The craft-like approach to the clothes is, of course, not new to Mr Anderson. Since taking up the creative director position at Loewe in 2013, he has slowly pushed the Spanish label closer towards its artisanal roots, and, with the RTW, a folksy bent without crossing into shabby chic territory that Rachel Ashwell would approve. For his own line, he similarly approaches designing and embellishing with the spirit of crafts that are more in keeping with those found in villages than tribes, and yet the result is not hippy-fied or clothing you’d find in shops in Haight Ashbury, untouched by the passing of time.
As fashion is more and more consumed without considering the worth of the labour behind what is bought, or even the creativity and the skills, Mr Anderson’s ways with shapes and trims (in unexpected permutations and pairings) affirm that skilled hands are involved and can be enjoyed for the tactile qualities of the output too, in ways that are not only inspiring, but also heartfelt. Clothes like these require appreciation that’s not cursory or just visual; they invite both viewer and wearer to explore by touching and feeling.
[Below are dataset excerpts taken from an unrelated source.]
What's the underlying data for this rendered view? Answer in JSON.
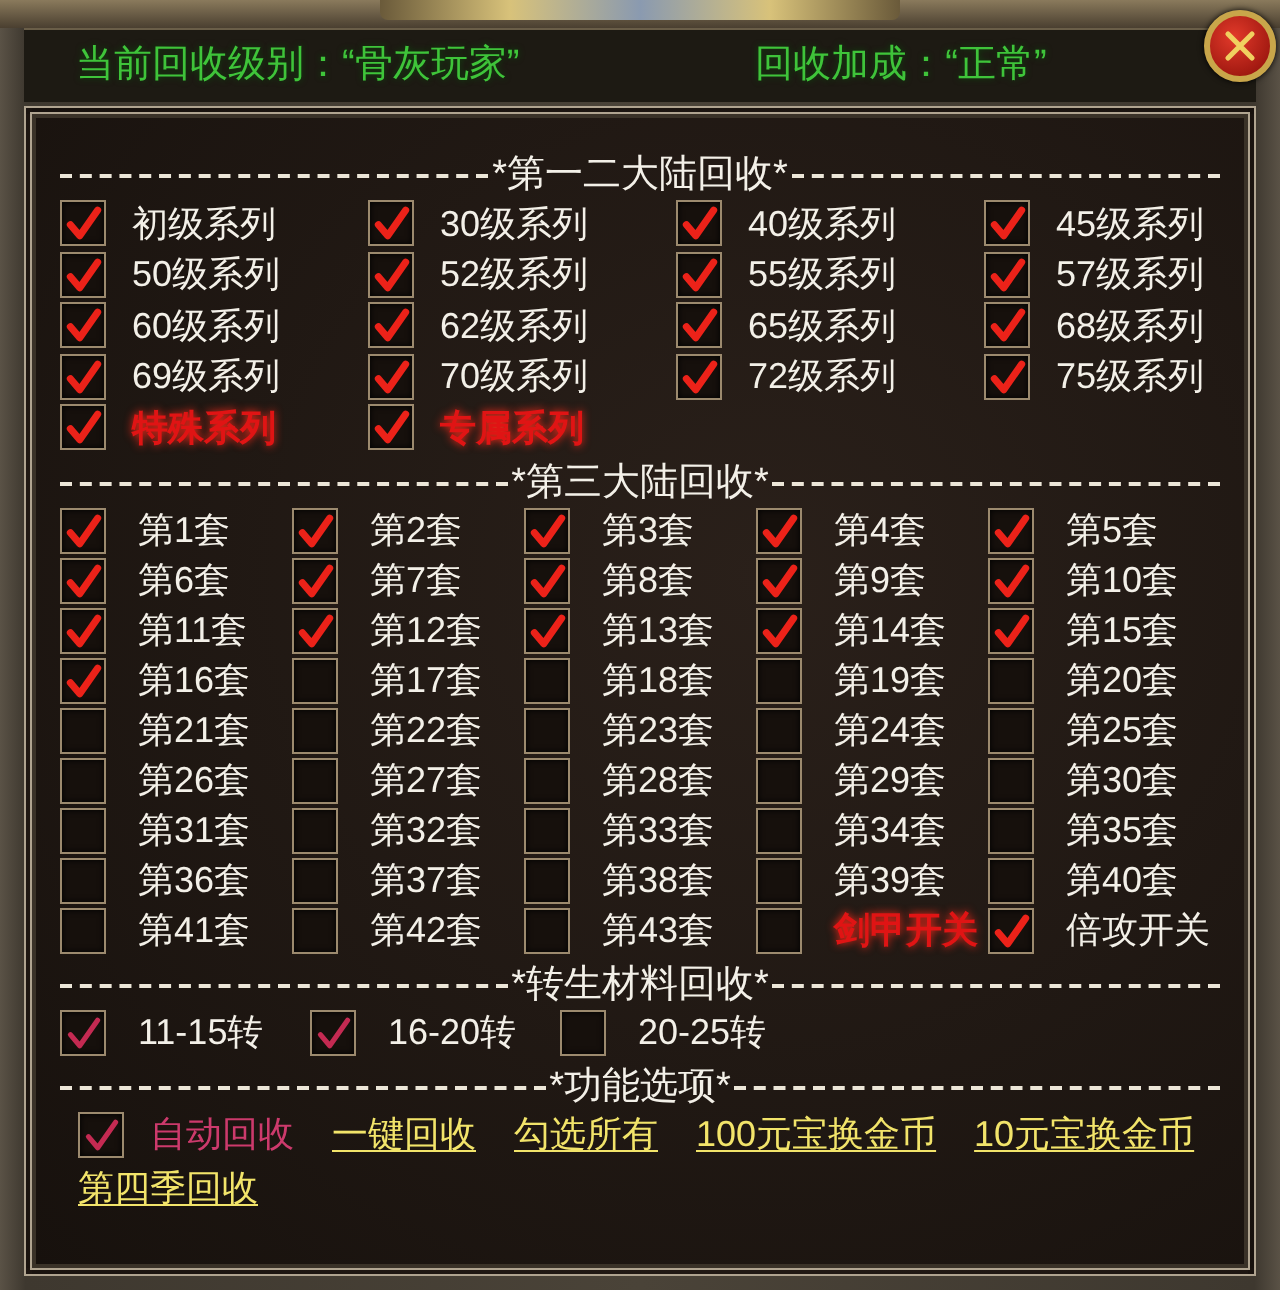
{
  "status": {
    "recycle_level": "当前回收级别：“骨灰玩家”",
    "recycle_bonus": "回收加成：“正常”"
  },
  "sections": [
    {
      "kind": "series",
      "title": "*第一二大陆回收*",
      "items": [
        {
          "label": "初级系列",
          "checked": true,
          "kind": "normal"
        },
        {
          "label": "30级系列",
          "checked": true,
          "kind": "normal"
        },
        {
          "label": "40级系列",
          "checked": true,
          "kind": "normal"
        },
        {
          "label": "45级系列",
          "checked": true,
          "kind": "normal"
        },
        {
          "label": "50级系列",
          "checked": true,
          "kind": "normal"
        },
        {
          "label": "52级系列",
          "checked": true,
          "kind": "normal"
        },
        {
          "label": "55级系列",
          "checked": true,
          "kind": "normal"
        },
        {
          "label": "57级系列",
          "checked": true,
          "kind": "normal"
        },
        {
          "label": "60级系列",
          "checked": true,
          "kind": "normal"
        },
        {
          "label": "62级系列",
          "checked": true,
          "kind": "normal"
        },
        {
          "label": "65级系列",
          "checked": true,
          "kind": "normal"
        },
        {
          "label": "68级系列",
          "checked": true,
          "kind": "normal"
        },
        {
          "label": "69级系列",
          "checked": true,
          "kind": "normal"
        },
        {
          "label": "70级系列",
          "checked": true,
          "kind": "normal"
        },
        {
          "label": "72级系列",
          "checked": true,
          "kind": "normal"
        },
        {
          "label": "75级系列",
          "checked": true,
          "kind": "normal"
        },
        {
          "label": "特殊系列",
          "checked": true,
          "kind": "special"
        },
        {
          "label": "专属系列",
          "checked": true,
          "kind": "special"
        }
      ]
    },
    {
      "kind": "sets",
      "title": "*第三大陆回收*",
      "items": [
        {
          "label": "第1套",
          "checked": true,
          "kind": "normal"
        },
        {
          "label": "第2套",
          "checked": true,
          "kind": "normal"
        },
        {
          "label": "第3套",
          "checked": true,
          "kind": "normal"
        },
        {
          "label": "第4套",
          "checked": true,
          "kind": "normal"
        },
        {
          "label": "第5套",
          "checked": true,
          "kind": "normal"
        },
        {
          "label": "第6套",
          "checked": true,
          "kind": "normal"
        },
        {
          "label": "第7套",
          "checked": true,
          "kind": "normal"
        },
        {
          "label": "第8套",
          "checked": true,
          "kind": "normal"
        },
        {
          "label": "第9套",
          "checked": true,
          "kind": "normal"
        },
        {
          "label": "第10套",
          "checked": true,
          "kind": "normal"
        },
        {
          "label": "第11套",
          "checked": true,
          "kind": "normal"
        },
        {
          "label": "第12套",
          "checked": true,
          "kind": "normal"
        },
        {
          "label": "第13套",
          "checked": true,
          "kind": "normal"
        },
        {
          "label": "第14套",
          "checked": true,
          "kind": "normal"
        },
        {
          "label": "第15套",
          "checked": true,
          "kind": "normal"
        },
        {
          "label": "第16套",
          "checked": true,
          "kind": "normal"
        },
        {
          "label": "第17套",
          "checked": false,
          "kind": "normal"
        },
        {
          "label": "第18套",
          "checked": false,
          "kind": "normal"
        },
        {
          "label": "第19套",
          "checked": false,
          "kind": "normal"
        },
        {
          "label": "第20套",
          "checked": false,
          "kind": "normal"
        },
        {
          "label": "第21套",
          "checked": false,
          "kind": "normal"
        },
        {
          "label": "第22套",
          "checked": false,
          "kind": "normal"
        },
        {
          "label": "第23套",
          "checked": false,
          "kind": "normal"
        },
        {
          "label": "第24套",
          "checked": false,
          "kind": "normal"
        },
        {
          "label": "第25套",
          "checked": false,
          "kind": "normal"
        },
        {
          "label": "第26套",
          "checked": false,
          "kind": "normal"
        },
        {
          "label": "第27套",
          "checked": false,
          "kind": "normal"
        },
        {
          "label": "第28套",
          "checked": false,
          "kind": "normal"
        },
        {
          "label": "第29套",
          "checked": false,
          "kind": "normal"
        },
        {
          "label": "第30套",
          "checked": false,
          "kind": "normal"
        },
        {
          "label": "第31套",
          "checked": false,
          "kind": "normal"
        },
        {
          "label": "第32套",
          "checked": false,
          "kind": "normal"
        },
        {
          "label": "第33套",
          "checked": false,
          "kind": "normal"
        },
        {
          "label": "第34套",
          "checked": false,
          "kind": "normal"
        },
        {
          "label": "第35套",
          "checked": false,
          "kind": "normal"
        },
        {
          "label": "第36套",
          "checked": false,
          "kind": "normal"
        },
        {
          "label": "第37套",
          "checked": false,
          "kind": "normal"
        },
        {
          "label": "第38套",
          "checked": false,
          "kind": "normal"
        },
        {
          "label": "第39套",
          "checked": false,
          "kind": "normal"
        },
        {
          "label": "第40套",
          "checked": false,
          "kind": "normal"
        },
        {
          "label": "第41套",
          "checked": false,
          "kind": "normal"
        },
        {
          "label": "第42套",
          "checked": false,
          "kind": "normal"
        },
        {
          "label": "第43套",
          "checked": false,
          "kind": "normal"
        },
        {
          "label": "剑甲开关",
          "checked": false,
          "kind": "special"
        },
        {
          "label": "倍攻开关",
          "checked": true,
          "kind": "normal"
        }
      ]
    },
    {
      "kind": "materials",
      "title": "*转生材料回收*",
      "items": [
        {
          "label": "11-15转",
          "checked": true,
          "kind": "normal"
        },
        {
          "label": "16-20转",
          "checked": true,
          "kind": "normal"
        },
        {
          "label": "20-25转",
          "checked": false,
          "kind": "normal"
        }
      ]
    },
    {
      "kind": "functions",
      "title": "*功能选项*",
      "items": [
        {
          "label": "自动回收",
          "checked": true,
          "kind": "toggle"
        },
        {
          "label": "一键回收",
          "kind": "link"
        },
        {
          "label": "勾选所有",
          "kind": "link"
        },
        {
          "label": "100元宝换金币",
          "kind": "link"
        },
        {
          "label": "10元宝换金币",
          "kind": "link"
        },
        {
          "label": "第四季回收",
          "kind": "link"
        }
      ]
    }
  ]
}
The ‘traditional’ touches do not, however, mean old-fashioned or even classic. There is a good balance—stores will appreciate—between sufficient unusual pieces that will delight collectors (the jackets with Victorian silhouettes and their bumped up hips, which Mr Anderson described as “Antoinette-ish”) and the more accessible such as goddess gowns (for a pagan mission?), as well as knit dresses and their 3D geometric patterns. The accessories (bags with macrame attachments and fringes) and shoes (bejewelled, roped, espadrille-soled) will no doubt be hits of their own too.
In spirit, the collection may be described as post-modernist if we take into consideration how not linear it is aesthetically, how Mr Anderson has created his own cultural hybridity, tinged with the exotic, if we can call it that, and how natural—as in unforced—the result are. That every ensemble is a tad quirky helps his cause, for sure. We can’t wait to see what he shall be doing for Loewe in Paris.